Dissection of the conformational cycle of the multidrug/lipidA ABC exporter MsbA.

Recent crystal structures of the multidrug ATP-binding cassette (ABC) exporters Sav1866 from Staphylococcus aureus, MsbA from Escherichia coli, Vibrio cholera, and Salmonella typhimurium, and mouse ABCB1a suggest a common alternating access mechanism for export. However, the molecular framework underlying this mechanism is critically dependent on assumed conformational relationships between nonidentical crystal structures and therefore requires biochemical verification. The structures of homodimeric MsbA reveal a pair of glutamate residues (E208 and E208') in the intracellular domains of its two half-transporters, close to the nucleotide-binding domains (NBDs), which are in close proximity of each other in the outward-facing state but not in the inward-facing state. Using intermolecular cysteine crosslinking between E208C and E208C' in E. coli MsbA, we demonstrate that the NBDs dissociate in nucleotide-free conditions and come close on ATP binding and ADP·vanadate trapping.

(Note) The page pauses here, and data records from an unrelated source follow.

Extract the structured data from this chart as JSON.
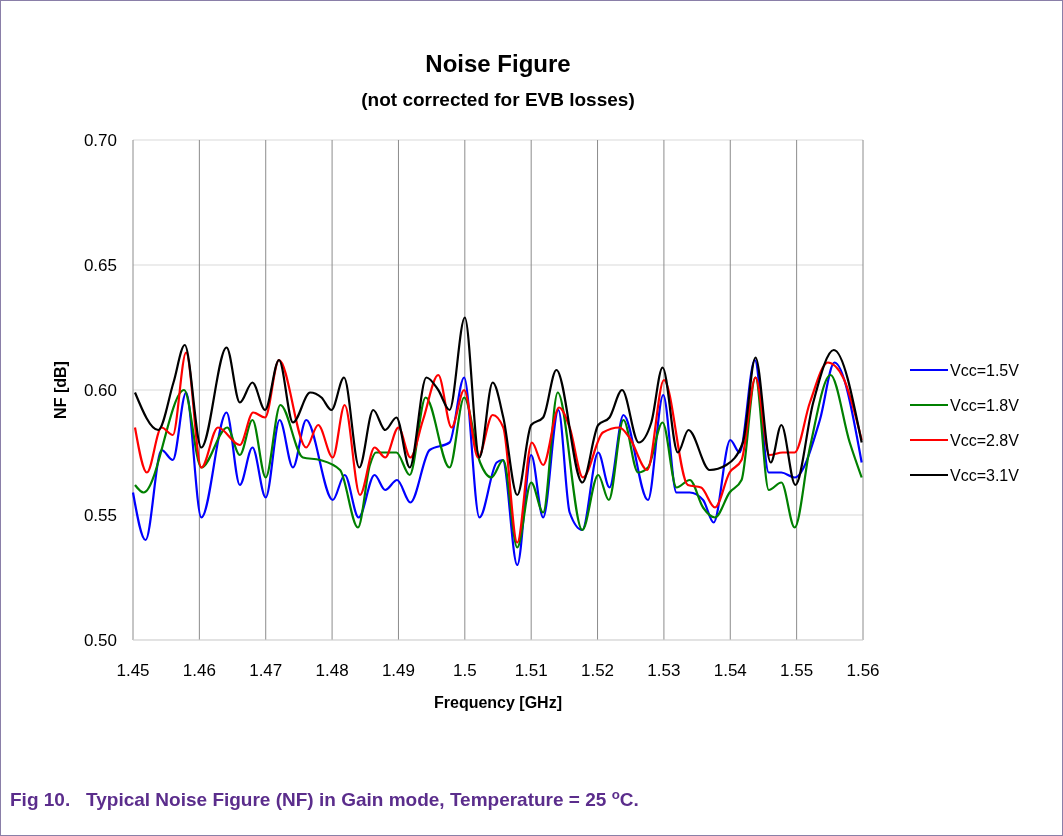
{
  "chart_data": {
    "type": "line",
    "title": "Noise Figure",
    "subtitle": "(not corrected for EVB losses)",
    "xlabel": "Frequency [GHz]",
    "ylabel": "NF [dB]",
    "annotations": [
      "Fig 10.   Typical Noise Figure (NF) in Gain mode, Temperature = 25 $^{o}$C."
    ],
    "xlim": [
      1.45,
      1.56
    ],
    "xticks": [
      1.45,
      1.46,
      1.47,
      1.48,
      1.49,
      1.5,
      1.51,
      1.52,
      1.53,
      1.54,
      1.55,
      1.56
    ],
    "ylim": [
      0.5,
      0.7
    ],
    "yticks": [
      {
        "value": 0.5,
        "label": "0.50"
      },
      {
        "value": 0.55,
        "label": "0.55"
      },
      {
        "value": 0.6,
        "label": "0.60"
      },
      {
        "value": 0.65,
        "label": "0.65"
      },
      {
        "value": 0.7,
        "label": "0.70"
      }
    ],
    "grid": true,
    "legend": "right",
    "marker": "none",
    "line_style": "solid",
    "series": [
      {
        "name": "Vcc=1.5V",
        "color": "#0000ff",
        "x": [
          1.45,
          1.4519,
          1.4543,
          1.456,
          1.458,
          1.4603,
          1.4641,
          1.4661,
          1.468,
          1.47,
          1.4721,
          1.4741,
          1.4761,
          1.4801,
          1.4819,
          1.484,
          1.4864,
          1.488,
          1.4898,
          1.4918,
          1.4947,
          1.4977,
          1.4999,
          1.5022,
          1.5048,
          1.5057,
          1.5079,
          1.51,
          1.5118,
          1.5141,
          1.5158,
          1.5177,
          1.5201,
          1.5218,
          1.5239,
          1.5276,
          1.5299,
          1.5319,
          1.5339,
          1.5359,
          1.5375,
          1.54,
          1.5414,
          1.5437,
          1.5458,
          1.5477,
          1.5497,
          1.5535,
          1.5557,
          1.5598
        ],
        "values": [
          0.559,
          0.54,
          0.576,
          0.572,
          0.599,
          0.549,
          0.591,
          0.562,
          0.577,
          0.557,
          0.588,
          0.569,
          0.588,
          0.556,
          0.566,
          0.549,
          0.566,
          0.56,
          0.564,
          0.555,
          0.576,
          0.579,
          0.605,
          0.549,
          0.571,
          0.572,
          0.53,
          0.574,
          0.549,
          0.592,
          0.551,
          0.544,
          0.575,
          0.561,
          0.59,
          0.556,
          0.598,
          0.559,
          0.559,
          0.556,
          0.547,
          0.58,
          0.575,
          0.612,
          0.567,
          0.567,
          0.565,
          0.588,
          0.611,
          0.571
        ]
      },
      {
        "name": "Vcc=1.8V",
        "color": "#008000",
        "x": [
          1.4503,
          1.4516,
          1.4577,
          1.4603,
          1.4642,
          1.4661,
          1.468,
          1.47,
          1.4722,
          1.4756,
          1.4782,
          1.4812,
          1.4839,
          1.4857,
          1.4866,
          1.4897,
          1.4917,
          1.4941,
          1.4977,
          1.4999,
          1.5023,
          1.504,
          1.5058,
          1.5079,
          1.51,
          1.5118,
          1.514,
          1.5177,
          1.5201,
          1.5217,
          1.5239,
          1.5261,
          1.5276,
          1.5298,
          1.5319,
          1.5339,
          1.5359,
          1.5377,
          1.5399,
          1.5417,
          1.5438,
          1.5458,
          1.5477,
          1.5497,
          1.552,
          1.5551,
          1.558,
          1.5598
        ],
        "values": [
          0.562,
          0.559,
          0.6,
          0.569,
          0.585,
          0.574,
          0.588,
          0.565,
          0.594,
          0.573,
          0.572,
          0.568,
          0.545,
          0.57,
          0.575,
          0.575,
          0.566,
          0.597,
          0.569,
          0.597,
          0.571,
          0.565,
          0.572,
          0.537,
          0.563,
          0.551,
          0.599,
          0.544,
          0.566,
          0.556,
          0.588,
          0.567,
          0.569,
          0.587,
          0.561,
          0.564,
          0.553,
          0.549,
          0.559,
          0.564,
          0.605,
          0.56,
          0.563,
          0.545,
          0.577,
          0.606,
          0.579,
          0.565
        ]
      },
      {
        "name": "Vcc=2.8V",
        "color": "#ff0000",
        "x": [
          1.4503,
          1.4521,
          1.4543,
          1.456,
          1.458,
          1.4603,
          1.4628,
          1.4661,
          1.4681,
          1.4699,
          1.472,
          1.4761,
          1.4779,
          1.4801,
          1.4819,
          1.4842,
          1.4864,
          1.488,
          1.49,
          1.4918,
          1.4937,
          1.496,
          1.498,
          1.4999,
          1.502,
          1.5042,
          1.5058,
          1.5079,
          1.5101,
          1.5118,
          1.5142,
          1.5158,
          1.5178,
          1.5208,
          1.5233,
          1.5248,
          1.5275,
          1.53,
          1.5336,
          1.5356,
          1.5377,
          1.5399,
          1.5417,
          1.5438,
          1.5459,
          1.5479,
          1.5497,
          1.552,
          1.5547,
          1.557,
          1.5598
        ],
        "values": [
          0.585,
          0.567,
          0.585,
          0.582,
          0.615,
          0.569,
          0.585,
          0.578,
          0.591,
          0.589,
          0.612,
          0.577,
          0.586,
          0.573,
          0.594,
          0.558,
          0.577,
          0.573,
          0.585,
          0.573,
          0.588,
          0.606,
          0.585,
          0.6,
          0.573,
          0.59,
          0.585,
          0.539,
          0.579,
          0.57,
          0.593,
          0.585,
          0.565,
          0.583,
          0.585,
          0.581,
          0.568,
          0.604,
          0.562,
          0.561,
          0.553,
          0.567,
          0.572,
          0.605,
          0.574,
          0.575,
          0.575,
          0.595,
          0.611,
          0.605,
          0.58
        ]
      },
      {
        "name": "Vcc=3.1V",
        "color": "#000000",
        "x": [
          1.4503,
          1.4538,
          1.4561,
          1.4578,
          1.4603,
          1.4641,
          1.4661,
          1.468,
          1.4699,
          1.472,
          1.4741,
          1.4767,
          1.4784,
          1.4799,
          1.4818,
          1.4841,
          1.4862,
          1.488,
          1.4897,
          1.4917,
          1.4942,
          1.496,
          1.4977,
          1.5,
          1.5022,
          1.5042,
          1.5058,
          1.5079,
          1.51,
          1.5118,
          1.5138,
          1.5177,
          1.5201,
          1.5218,
          1.5237,
          1.5262,
          1.5281,
          1.5298,
          1.5321,
          1.5337,
          1.5369,
          1.5394,
          1.5419,
          1.5438,
          1.5461,
          1.5477,
          1.5498,
          1.5525,
          1.5556,
          1.5598
        ],
        "values": [
          0.599,
          0.584,
          0.603,
          0.618,
          0.577,
          0.617,
          0.595,
          0.603,
          0.592,
          0.612,
          0.587,
          0.599,
          0.597,
          0.592,
          0.605,
          0.569,
          0.592,
          0.584,
          0.589,
          0.569,
          0.605,
          0.6,
          0.592,
          0.629,
          0.573,
          0.603,
          0.589,
          0.558,
          0.586,
          0.589,
          0.608,
          0.563,
          0.586,
          0.589,
          0.6,
          0.579,
          0.587,
          0.609,
          0.575,
          0.584,
          0.568,
          0.57,
          0.579,
          0.613,
          0.571,
          0.586,
          0.562,
          0.595,
          0.616,
          0.579
        ]
      }
    ]
  }
}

Interestingly, ADP alone separates the half-transporters like a nucleotide-free state, presumably for the following catalytic cycle. Our data fill persistent gaps in current studies on the conformational dynamics of a variety of ABC exporters. Based on a single biochemical method, the findings describe a conformational cycle for a single ABC exporter at major checkpoints of the ATPase reaction under experimental conditions, where the exporter is transport active.